The history of silk goes back some 5,000 years. Discovered in China the closely guarded secret of its manufacture found its way to this country via the Silk Road and the trade routes of the world.

From the Inns of Court to Keats House Museum, to Victoria, St. James' and Green Park we have seen-on Peter's walks- white and black mulberry trees hailing from the time of King James when he tried to kick start a silk industry; or the remnants of a former silk industry brought over by the Huguenots; or the specimen trees, which were a must have for every stately homes such as Red House, Chiswick House, Forty Hall; or our very own orchard mulberries in Kingston. Peter's book on the subject will be published in the summer.

The Roman's introduced mulberries in the 1st century - on account of their health properties- progeny of these trees sometimes remain in hospital monasteries. This is why old trees survive at Syon house as it was a former monastery.

final instar silk worm

silk cocoons 
Our own Tolworth nature writer - Richard Jefferies - kept silk worms at his birthplace in Coate, Swindon and fed them on the leaves of the black mulberry in the family garden. The silk produced from these leaves is inferior to those of the white mulberry, but it is not impossible to raise them on black mulberry.
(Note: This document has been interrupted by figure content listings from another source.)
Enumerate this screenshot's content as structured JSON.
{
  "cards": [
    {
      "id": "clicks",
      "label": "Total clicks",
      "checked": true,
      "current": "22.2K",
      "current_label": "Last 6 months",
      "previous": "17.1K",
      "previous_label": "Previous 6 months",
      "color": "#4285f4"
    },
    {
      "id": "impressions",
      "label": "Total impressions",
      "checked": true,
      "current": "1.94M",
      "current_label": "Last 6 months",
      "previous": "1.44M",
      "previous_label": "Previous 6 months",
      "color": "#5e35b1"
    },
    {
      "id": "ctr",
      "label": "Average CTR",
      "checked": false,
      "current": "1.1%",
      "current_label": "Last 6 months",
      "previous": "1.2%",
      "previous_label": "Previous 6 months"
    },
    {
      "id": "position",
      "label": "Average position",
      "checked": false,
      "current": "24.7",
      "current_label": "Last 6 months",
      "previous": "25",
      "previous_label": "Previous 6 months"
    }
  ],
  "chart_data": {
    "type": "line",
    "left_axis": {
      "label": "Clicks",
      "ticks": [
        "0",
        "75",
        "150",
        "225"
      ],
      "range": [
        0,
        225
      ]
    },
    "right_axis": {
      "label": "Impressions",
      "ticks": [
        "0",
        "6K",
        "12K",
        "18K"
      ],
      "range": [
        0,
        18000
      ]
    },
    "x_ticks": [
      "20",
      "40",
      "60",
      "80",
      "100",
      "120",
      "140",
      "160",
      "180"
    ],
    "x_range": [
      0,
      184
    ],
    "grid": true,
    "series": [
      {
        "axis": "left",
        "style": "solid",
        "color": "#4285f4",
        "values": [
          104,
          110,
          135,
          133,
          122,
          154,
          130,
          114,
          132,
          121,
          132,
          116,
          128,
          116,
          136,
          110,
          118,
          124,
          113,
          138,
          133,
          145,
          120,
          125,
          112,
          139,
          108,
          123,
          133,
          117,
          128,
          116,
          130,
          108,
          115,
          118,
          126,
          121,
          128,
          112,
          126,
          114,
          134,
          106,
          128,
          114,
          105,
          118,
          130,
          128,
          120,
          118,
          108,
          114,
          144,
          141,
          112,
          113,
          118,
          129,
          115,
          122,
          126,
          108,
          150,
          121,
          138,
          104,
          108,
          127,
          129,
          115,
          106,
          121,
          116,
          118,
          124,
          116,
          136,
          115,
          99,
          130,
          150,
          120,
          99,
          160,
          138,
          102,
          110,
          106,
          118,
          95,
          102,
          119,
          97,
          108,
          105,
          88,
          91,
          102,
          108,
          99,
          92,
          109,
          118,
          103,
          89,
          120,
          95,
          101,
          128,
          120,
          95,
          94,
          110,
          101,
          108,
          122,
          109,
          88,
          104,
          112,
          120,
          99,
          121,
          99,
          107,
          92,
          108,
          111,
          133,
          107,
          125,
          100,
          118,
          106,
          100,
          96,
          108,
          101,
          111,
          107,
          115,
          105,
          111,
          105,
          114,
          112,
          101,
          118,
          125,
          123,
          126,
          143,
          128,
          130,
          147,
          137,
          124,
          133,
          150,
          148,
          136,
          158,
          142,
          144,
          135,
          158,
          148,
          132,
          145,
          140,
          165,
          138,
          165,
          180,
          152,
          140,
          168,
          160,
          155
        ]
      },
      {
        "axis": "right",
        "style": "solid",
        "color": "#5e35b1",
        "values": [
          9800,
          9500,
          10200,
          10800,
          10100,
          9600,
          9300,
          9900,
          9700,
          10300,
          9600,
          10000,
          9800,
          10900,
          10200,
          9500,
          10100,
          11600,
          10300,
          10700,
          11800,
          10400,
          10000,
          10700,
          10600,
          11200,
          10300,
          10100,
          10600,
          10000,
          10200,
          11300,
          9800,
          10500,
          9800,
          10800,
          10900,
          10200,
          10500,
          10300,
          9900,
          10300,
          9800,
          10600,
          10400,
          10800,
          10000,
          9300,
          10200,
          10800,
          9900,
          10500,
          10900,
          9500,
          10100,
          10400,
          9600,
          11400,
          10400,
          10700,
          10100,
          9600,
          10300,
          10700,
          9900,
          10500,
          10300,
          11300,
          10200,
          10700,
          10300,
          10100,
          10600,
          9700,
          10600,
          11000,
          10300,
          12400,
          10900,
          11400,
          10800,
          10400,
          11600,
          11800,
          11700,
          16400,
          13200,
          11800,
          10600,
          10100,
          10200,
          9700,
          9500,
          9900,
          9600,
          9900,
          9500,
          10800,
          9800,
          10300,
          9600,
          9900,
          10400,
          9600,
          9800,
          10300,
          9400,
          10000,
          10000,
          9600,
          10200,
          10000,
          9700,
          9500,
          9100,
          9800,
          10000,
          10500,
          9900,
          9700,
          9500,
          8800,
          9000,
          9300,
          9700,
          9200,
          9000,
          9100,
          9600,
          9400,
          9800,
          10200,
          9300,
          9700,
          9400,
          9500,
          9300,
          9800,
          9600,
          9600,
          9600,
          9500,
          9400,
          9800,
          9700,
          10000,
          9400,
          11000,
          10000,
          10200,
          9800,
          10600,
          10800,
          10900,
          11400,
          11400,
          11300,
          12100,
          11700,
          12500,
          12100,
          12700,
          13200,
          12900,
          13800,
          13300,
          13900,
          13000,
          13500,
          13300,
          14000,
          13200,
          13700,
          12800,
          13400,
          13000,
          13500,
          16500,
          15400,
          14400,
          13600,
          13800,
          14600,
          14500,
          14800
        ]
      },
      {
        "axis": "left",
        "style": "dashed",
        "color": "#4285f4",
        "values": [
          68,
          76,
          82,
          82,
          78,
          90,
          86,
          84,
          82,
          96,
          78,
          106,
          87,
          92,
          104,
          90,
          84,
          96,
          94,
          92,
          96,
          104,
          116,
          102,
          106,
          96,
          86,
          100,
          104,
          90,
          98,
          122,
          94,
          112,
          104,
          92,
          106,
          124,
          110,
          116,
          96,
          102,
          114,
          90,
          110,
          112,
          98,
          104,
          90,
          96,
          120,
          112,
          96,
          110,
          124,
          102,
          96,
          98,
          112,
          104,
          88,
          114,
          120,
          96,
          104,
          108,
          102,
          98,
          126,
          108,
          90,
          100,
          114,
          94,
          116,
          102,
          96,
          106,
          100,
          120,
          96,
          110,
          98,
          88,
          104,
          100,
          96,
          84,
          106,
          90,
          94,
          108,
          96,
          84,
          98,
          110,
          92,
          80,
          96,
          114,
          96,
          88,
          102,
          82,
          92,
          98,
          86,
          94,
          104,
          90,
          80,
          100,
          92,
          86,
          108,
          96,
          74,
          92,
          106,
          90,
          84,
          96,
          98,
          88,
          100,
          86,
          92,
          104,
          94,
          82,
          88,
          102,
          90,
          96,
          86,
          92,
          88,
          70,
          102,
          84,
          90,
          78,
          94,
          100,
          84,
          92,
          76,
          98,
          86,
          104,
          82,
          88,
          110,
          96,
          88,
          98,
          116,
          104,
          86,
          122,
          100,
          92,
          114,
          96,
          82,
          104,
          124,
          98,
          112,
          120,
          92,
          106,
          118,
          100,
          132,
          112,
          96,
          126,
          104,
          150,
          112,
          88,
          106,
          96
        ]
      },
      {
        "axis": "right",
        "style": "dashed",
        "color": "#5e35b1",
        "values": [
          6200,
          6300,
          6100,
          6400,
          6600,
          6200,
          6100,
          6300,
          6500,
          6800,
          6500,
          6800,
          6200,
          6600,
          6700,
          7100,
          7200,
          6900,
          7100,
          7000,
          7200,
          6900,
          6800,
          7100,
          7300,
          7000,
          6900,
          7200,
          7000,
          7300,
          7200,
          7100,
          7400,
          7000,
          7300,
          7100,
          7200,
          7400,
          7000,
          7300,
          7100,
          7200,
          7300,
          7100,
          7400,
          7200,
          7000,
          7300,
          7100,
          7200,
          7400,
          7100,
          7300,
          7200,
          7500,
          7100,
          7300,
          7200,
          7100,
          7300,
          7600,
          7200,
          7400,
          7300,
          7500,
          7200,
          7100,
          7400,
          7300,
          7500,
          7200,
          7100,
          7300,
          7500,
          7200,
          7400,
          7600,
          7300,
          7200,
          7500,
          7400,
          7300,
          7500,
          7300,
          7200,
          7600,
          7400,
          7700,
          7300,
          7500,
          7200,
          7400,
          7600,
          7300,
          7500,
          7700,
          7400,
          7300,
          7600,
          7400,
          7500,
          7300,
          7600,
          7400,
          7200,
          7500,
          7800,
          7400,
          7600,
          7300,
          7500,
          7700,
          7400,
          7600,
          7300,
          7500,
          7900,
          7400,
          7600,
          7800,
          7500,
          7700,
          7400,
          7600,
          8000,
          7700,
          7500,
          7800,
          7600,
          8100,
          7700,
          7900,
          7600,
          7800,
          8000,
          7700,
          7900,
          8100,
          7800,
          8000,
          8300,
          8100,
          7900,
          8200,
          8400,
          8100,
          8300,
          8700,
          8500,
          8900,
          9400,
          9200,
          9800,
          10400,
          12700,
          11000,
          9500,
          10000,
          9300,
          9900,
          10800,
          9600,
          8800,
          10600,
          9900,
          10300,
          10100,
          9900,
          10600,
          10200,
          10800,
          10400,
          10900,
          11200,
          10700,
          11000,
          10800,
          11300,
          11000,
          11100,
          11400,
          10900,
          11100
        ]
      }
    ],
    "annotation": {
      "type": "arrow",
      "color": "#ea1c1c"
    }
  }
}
Last November, one of the volunteers at the Richard Jefferies museum, asked of the panel on Gardener's Question Time, as to how the gnarled mulberry in the museum garden could be propagated and was given some advice on truncheon cuttings and layering.

White mulberry College Garden 
Mulberry trees reproduce by layering- just falling over - so they can look a lot younger than they actually are. If you want to know where your nearest trees are or  you want to add a new one to the database that Peter has compiled then this link is an invaluable resource https://www.moruslondinium.org/

Here Sivi is pruning one limb from the mulberry at Dorich House during Lewis'  annual supervision courtesy of the Orchard Project. Peter says this tree predates the 1930's property by some time. Last year we planted some mulberry truncheons in an effort to propagate the tree but we were foiled by the long hot summer. This year we have taken the precaution of increasing the types of propagation across more of us.